Visita medica di primo livello, tampone anti-Covid e vaccini ai cittadini ucraini arrivati in città. Sono i servizi aggiuntivi offerti dall’ospedale Borella, selezionato insieme con il San Gerardo di Monza, come centro di vaccinazione per gli ucraini che scappano della guerra e approdano nella provincia di Monza e Brianza.
“L’attività di screening e le vaccinazioni presso la struttura ospedaliera giussanese diventata anche Casa di comunità sono state avviate da alcuni giorni. I cittadini ucraini che hanno segnalato la propria presenza al Comune vengono contattati direttamente da Ats, per concordare un appuntamento presso l’ambulatorio”, ha dichiarato il primo cittadino Marco Citterio, invitando chi ancora non l’avesse fatto a provvedere alla registrazione, necessaria anche per ottenere il permesso di soggiorno.
“Tra gli ucraini arrivati in città, circa la metà sono minori di età compresa tra 0 e 17 anni – ha aggiunto -. L’indicazione del ministero dell’Istruzione è di inserirli all’interno delle scuole, e di questo se ne stanno occupando i dirigenti scolastici dei plessi.
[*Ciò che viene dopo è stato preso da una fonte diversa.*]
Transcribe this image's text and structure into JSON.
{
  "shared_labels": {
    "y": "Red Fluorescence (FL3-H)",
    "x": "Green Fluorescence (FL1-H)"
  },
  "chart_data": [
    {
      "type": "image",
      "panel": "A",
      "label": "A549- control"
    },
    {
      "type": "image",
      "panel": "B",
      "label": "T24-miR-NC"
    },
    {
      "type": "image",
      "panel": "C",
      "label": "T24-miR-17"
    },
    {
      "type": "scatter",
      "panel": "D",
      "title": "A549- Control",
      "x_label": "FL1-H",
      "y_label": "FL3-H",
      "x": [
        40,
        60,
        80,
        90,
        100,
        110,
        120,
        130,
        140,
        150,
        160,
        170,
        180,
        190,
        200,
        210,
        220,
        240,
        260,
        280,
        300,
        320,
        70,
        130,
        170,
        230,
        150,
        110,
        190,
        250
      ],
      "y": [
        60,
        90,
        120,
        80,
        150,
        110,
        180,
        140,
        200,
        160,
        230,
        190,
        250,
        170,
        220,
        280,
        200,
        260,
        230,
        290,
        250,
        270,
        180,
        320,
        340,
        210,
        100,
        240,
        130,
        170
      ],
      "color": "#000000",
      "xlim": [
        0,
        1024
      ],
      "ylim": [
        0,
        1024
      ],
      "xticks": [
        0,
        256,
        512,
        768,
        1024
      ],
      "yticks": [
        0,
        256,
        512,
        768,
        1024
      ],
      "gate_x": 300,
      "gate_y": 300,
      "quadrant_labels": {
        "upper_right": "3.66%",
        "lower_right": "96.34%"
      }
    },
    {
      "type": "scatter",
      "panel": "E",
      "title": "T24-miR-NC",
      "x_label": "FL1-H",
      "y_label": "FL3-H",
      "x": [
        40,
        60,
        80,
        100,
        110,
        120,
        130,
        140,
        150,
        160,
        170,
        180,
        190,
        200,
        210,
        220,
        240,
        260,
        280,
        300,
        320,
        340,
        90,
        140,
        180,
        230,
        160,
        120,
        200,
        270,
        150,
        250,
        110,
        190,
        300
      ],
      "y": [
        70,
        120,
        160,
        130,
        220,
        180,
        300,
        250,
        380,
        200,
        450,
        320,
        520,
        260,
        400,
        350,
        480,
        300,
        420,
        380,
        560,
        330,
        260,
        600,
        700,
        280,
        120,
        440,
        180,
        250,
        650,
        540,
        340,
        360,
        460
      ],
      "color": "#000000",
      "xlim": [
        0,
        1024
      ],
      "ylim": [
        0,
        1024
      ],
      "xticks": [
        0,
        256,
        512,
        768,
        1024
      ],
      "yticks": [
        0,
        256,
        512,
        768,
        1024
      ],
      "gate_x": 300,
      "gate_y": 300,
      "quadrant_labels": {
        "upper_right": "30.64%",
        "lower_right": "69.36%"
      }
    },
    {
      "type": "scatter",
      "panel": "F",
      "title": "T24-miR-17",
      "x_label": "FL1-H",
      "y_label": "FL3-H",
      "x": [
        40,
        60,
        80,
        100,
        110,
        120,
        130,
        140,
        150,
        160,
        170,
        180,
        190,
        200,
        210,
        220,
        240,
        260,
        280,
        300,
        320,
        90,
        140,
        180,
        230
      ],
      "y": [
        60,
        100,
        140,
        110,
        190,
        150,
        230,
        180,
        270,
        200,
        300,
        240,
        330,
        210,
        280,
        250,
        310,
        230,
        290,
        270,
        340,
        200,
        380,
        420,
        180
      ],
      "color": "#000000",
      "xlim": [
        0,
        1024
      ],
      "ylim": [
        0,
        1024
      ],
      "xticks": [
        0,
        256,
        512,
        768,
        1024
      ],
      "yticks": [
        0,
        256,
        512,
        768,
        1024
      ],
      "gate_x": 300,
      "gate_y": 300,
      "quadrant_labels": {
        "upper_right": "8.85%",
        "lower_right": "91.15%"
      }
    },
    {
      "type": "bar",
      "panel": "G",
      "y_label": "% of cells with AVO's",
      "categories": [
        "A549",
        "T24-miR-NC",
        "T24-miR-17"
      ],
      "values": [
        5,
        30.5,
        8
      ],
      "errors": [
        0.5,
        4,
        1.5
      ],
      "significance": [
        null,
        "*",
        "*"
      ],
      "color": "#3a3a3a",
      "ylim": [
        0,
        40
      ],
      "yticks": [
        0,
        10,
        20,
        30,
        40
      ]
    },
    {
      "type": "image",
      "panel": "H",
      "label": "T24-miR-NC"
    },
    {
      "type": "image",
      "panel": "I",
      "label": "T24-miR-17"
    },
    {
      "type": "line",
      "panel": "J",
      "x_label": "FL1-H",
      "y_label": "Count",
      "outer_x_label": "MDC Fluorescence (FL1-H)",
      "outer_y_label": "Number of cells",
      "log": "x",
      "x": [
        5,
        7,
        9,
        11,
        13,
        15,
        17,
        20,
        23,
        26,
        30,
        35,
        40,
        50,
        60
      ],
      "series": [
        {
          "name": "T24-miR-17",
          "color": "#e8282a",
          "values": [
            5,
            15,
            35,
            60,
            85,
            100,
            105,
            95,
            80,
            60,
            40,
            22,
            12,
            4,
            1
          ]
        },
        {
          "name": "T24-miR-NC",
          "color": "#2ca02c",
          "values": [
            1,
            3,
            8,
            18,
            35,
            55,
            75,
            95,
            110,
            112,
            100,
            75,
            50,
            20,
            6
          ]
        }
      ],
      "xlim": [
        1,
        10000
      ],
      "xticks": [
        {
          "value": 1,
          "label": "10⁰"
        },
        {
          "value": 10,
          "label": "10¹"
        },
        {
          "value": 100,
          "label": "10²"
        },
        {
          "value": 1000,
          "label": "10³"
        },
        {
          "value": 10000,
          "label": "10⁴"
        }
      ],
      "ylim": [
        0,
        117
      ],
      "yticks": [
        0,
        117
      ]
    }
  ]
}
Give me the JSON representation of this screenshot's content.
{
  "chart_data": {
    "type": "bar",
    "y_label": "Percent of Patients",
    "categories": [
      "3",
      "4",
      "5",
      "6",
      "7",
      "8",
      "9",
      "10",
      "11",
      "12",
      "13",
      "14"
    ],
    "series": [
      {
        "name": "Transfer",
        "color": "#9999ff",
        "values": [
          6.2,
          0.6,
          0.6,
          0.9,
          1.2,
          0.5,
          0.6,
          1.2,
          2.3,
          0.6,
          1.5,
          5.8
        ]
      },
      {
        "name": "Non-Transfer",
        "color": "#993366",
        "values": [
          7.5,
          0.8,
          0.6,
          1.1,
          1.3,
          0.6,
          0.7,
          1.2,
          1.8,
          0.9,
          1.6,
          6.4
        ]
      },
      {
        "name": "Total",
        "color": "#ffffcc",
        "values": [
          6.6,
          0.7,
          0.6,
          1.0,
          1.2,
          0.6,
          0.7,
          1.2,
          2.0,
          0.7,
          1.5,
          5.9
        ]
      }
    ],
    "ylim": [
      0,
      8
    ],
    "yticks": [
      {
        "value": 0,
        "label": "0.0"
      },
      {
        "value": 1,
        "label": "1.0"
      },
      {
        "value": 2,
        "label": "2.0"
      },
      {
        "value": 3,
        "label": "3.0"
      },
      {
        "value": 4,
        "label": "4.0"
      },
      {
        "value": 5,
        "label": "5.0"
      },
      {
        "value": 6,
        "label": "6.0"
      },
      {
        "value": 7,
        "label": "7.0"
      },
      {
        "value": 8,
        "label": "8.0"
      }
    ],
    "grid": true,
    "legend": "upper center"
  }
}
Tuttavia, al momento sono pervenute poche richieste di iscrizione a scuola. Numero che sicuramente andrà a crescere nei prossimi giorni. Uno scoglio importante da superare è sicuramente quello della lingua. Le scuole si sono attivate per trovare dei mediatori linguistici e del personale competente e preparato per parlare i bambini ucraini”.
Proprio per i più piccoli, l’amministrazione comunale, in collaborazione con gli uffici tecnici, sta mettendo in campo delle attività per favorire la loro integrazione nel tessuto sociale.
“Per i minori in età scolare, come Comune, siamo al lavoro per organizzare dei corsi dopo scuola con momenti di svago tra connazionali, cosicché possano ritrovare condizioni a loro familiari, parlare la loro lingua e imparare le basi dell’italiano. Al momento siamo alla ricerca di un location in città, con spazi al chiuso e all’aperto, per capire come impostare nel dettaglio questi laboratori”, ha spiegato Citterio, per poi sottolineare: “In generale, la cosa che ci preoccupa è che non abbiamo idea di quanto possa durare questa crisi. Queste persone hanno bisogno di aiuto e supporto perché sono dei veri rifugiati di guerra: stanno scappando da un conflitto evidente alle porte dell’Europa occidentale. Per questo, con le associazioni del territorio stiamo pensando anche a come gestire la loro permanenza in città”.